Avant que Nerle ne puisse répondre, les deux portes s'ouvrirent et deux paires de soldats entrèrent. Ils poussèrent deux petites tables roulantes devant le Prince et deux devant Nerle, deux autres paires de soldats jumeaux arrivèrent, ils étendirent des nappes sur les tables et servirent à chacun deux plateaux de viande, ainsi que des pains et des fruits en doubles exemplaires. Une fois que le repas fut servi, les prisonniers s'aperçurent qu'il y avait à manger pour quatre personnes au lieu de deux, les soldats le remarquèrent aussi, car ils lançaient des regards perplexes aux tables ainsi qu'aux prisonniers. Ils finirent par hocher leurs têtes jumelles d'un air grave et sortir, sans oublier de fermer les portes jumelles à clefs.

« C'est un avantage pour nous d'être uniques, » dit joyeusement Nerle, « nous ne risquons pas de mourir de faim, puisque nous pouvons manger les portions de nos jumeaux absents en plus des nôtres. » 

« J'aurais pensé que çà vous ferait plaisir de mourir de faim. » remarqua le Prince.  

« Non, depuis que j'ai rencontré ces charmants Ki-Ki, je pense que des souffrances plus exquises m'attendent. » dit Nerle.  

Pendant qu'ils mangeaient, les deux capitaines entrèrent et s'assirent sur deux chaises, ils avaient l'air plutôt amicaux, et après avoir regardé les étrangers manger un moment, ils dirent :

« Nous sommes heureux de vous voir manger de si bon cœur, car demain, vous serez sûrement morts. » 

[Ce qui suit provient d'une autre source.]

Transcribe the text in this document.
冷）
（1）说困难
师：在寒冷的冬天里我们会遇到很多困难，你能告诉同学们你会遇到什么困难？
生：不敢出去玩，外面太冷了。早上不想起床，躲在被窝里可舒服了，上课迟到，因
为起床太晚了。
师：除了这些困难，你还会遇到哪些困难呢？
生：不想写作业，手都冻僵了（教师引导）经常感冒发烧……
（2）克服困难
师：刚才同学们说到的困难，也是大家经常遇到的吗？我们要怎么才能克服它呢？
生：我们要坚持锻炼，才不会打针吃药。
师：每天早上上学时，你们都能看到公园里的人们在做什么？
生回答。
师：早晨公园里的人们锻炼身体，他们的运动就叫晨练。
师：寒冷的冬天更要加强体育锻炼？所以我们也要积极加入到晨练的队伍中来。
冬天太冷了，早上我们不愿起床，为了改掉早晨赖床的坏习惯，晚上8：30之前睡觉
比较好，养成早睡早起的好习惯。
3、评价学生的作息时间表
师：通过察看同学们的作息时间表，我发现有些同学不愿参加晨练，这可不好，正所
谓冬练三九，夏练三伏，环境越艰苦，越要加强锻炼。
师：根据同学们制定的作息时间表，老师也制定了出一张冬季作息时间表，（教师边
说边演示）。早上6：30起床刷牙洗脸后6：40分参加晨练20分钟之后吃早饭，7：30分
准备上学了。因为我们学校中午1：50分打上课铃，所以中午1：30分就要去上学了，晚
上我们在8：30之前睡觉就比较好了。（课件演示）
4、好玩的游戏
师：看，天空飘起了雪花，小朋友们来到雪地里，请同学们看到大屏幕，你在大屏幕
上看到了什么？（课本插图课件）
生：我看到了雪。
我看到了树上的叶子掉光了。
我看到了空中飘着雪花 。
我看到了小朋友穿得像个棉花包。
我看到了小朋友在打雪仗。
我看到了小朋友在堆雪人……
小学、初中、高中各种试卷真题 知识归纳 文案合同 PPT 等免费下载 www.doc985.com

« Rien n'est moins sûr, » répliqua Merveille, en coupant un morceau d'une des doubles volailles dans un des deux plateaux, à la grande surprise des capitaines, qui avaient toujours vu des doubles volailles découpées de la même manière au même moment.  « vos Ki à barbes grises disent que nous ne mourrons pas. » 

« Exact, » répondirent les capitaines,  « mais les Ki-Ki ont déclaré le contraire. » 

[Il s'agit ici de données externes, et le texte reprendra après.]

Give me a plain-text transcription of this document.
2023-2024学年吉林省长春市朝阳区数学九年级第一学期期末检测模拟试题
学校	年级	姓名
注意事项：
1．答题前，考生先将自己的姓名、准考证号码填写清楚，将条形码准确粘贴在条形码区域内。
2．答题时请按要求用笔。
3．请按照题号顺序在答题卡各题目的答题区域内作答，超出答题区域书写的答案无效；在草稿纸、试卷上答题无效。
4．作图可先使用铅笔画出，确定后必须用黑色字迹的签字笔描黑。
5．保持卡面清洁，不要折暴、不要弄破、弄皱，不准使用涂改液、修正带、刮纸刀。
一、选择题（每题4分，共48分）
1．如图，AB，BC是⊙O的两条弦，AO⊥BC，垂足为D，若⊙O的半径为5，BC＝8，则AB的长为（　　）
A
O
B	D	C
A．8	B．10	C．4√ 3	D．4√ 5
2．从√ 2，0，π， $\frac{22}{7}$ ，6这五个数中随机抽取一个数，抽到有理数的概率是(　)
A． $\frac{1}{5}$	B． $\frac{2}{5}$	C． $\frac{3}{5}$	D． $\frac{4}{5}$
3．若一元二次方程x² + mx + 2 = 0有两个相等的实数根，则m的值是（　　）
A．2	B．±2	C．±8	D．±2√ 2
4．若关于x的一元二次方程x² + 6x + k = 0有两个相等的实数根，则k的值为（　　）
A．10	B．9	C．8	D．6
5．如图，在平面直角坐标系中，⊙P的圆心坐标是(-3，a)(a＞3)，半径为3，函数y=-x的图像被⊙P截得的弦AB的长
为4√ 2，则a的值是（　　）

« Leurs pouvoirs ont l'air d'être égaux, » dit Nerle, « et l'on doit nous amener devant le Grand Ki pour être jugés. » 

« C'est là qu'est le danger pour vous, » répondirent les capitaines, parlant sur le même ton avec les mêmes accents dans la voix, « car tout le monde sait que le Ki-Ki a plus d'influence sur le Grand Ki que le Ki. » 

« Attendez un peu ! » s'écria Nerle, « vous me faites encore tourner la tête, je ne m'y retrouve plus dans tous ces Kis. » 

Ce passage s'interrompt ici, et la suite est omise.